A lista inclui a Casa Jaya, escola de yoga e meditação em Pinheiros; os coworkings pinheirenses Impact Hub, Aldeia 445 e Ideário S/A; a Casa Locomotiva, espaço de criação artística na Vila Madalena; a escola de marcenaria LAB74, na Barra Funda; e o Instituto Amani, escola de inovação social no Morro dos Ingleses, na região da Bela Vista. Em junho, a Agiliza Lab desembarcou no Rio de Janeiro, com um workshop no Olabi, espaço maker em Botafogo.

A AGILIZA LAB NAS EMPRESAS, NA PERIFERIA — E NAS ESCOLAS

O segmento B2B é hoje o braço mais rentável. Mariana diz que mais de 450 pessoas participaram de oficinas e eventos corporativos. As participações são customizadas conforme a demanda, gerando “ações de integração, superação ou diversidade”.

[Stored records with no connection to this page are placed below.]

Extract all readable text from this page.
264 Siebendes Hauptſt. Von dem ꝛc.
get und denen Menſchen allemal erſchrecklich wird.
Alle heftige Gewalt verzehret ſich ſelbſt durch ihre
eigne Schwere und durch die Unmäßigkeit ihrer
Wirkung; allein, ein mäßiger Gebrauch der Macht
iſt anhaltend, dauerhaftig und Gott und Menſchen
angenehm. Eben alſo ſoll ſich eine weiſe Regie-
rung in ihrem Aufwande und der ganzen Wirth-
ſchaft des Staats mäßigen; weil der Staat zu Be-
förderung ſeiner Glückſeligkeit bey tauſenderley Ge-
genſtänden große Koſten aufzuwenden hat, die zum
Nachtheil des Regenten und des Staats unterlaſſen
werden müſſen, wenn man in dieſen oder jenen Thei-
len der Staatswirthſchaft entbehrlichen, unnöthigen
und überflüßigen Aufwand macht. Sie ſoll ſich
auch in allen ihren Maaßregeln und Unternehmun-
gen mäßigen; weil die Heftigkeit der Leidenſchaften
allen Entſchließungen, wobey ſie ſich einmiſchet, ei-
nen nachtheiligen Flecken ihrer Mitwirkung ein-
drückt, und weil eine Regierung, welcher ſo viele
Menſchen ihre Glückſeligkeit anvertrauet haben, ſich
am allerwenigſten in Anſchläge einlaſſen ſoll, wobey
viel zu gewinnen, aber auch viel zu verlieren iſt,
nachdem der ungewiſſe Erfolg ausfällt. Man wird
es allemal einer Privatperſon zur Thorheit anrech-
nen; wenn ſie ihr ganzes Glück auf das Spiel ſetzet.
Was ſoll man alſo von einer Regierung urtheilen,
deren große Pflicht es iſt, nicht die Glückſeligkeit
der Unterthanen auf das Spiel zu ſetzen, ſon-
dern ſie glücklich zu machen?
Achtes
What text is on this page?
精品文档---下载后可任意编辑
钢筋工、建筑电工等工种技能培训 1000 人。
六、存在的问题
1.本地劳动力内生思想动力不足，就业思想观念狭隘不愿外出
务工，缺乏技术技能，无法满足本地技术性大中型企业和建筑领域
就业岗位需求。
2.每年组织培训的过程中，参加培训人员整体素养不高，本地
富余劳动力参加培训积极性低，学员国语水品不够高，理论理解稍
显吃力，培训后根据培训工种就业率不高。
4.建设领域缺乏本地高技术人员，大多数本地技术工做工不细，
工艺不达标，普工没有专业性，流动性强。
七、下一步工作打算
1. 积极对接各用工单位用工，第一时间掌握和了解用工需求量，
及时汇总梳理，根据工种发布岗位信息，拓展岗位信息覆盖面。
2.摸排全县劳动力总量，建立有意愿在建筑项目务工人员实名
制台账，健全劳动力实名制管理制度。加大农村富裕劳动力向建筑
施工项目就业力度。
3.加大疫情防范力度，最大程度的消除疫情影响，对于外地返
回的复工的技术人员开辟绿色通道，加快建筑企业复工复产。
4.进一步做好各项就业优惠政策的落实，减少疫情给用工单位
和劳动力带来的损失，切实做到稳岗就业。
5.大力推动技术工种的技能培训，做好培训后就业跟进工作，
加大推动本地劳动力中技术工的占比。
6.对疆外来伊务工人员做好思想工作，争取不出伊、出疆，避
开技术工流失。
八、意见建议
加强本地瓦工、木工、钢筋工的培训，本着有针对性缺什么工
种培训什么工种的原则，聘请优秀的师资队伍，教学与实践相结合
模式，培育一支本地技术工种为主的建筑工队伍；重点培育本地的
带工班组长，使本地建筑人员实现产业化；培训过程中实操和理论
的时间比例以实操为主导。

Em dois anos, 190 mulheres passaram pelo workshop; o público feminino compõe 99% das turmas (foto: Casa Locomotiva).

Em agosto de 2018, por exemplo, ela ensinou como usar a furadeira no festival #AgoraÉQueSãoElas, na Unibes Cultural; em setembro, deu workshops em duas unidades do SESC e oficinas de elétrica e hidráulica no Festival Red Bull Basement. Mais recentemente, em março deste ano, ministrou uma oficina para o Grupo Pão de Açúcar por conta do Dia Internacional da Mulher.

A empreendedora projeta expandir a atuação voluntária junto a comunidades economicamente vulneráveis. A primeira ação pro bono se deu em março: uma oficina de capacitação para 46 mulheres na Vila Roschel, em Parelheiros, no extremo sul de São Paulo, numa parceria com a Associação ProBrasil.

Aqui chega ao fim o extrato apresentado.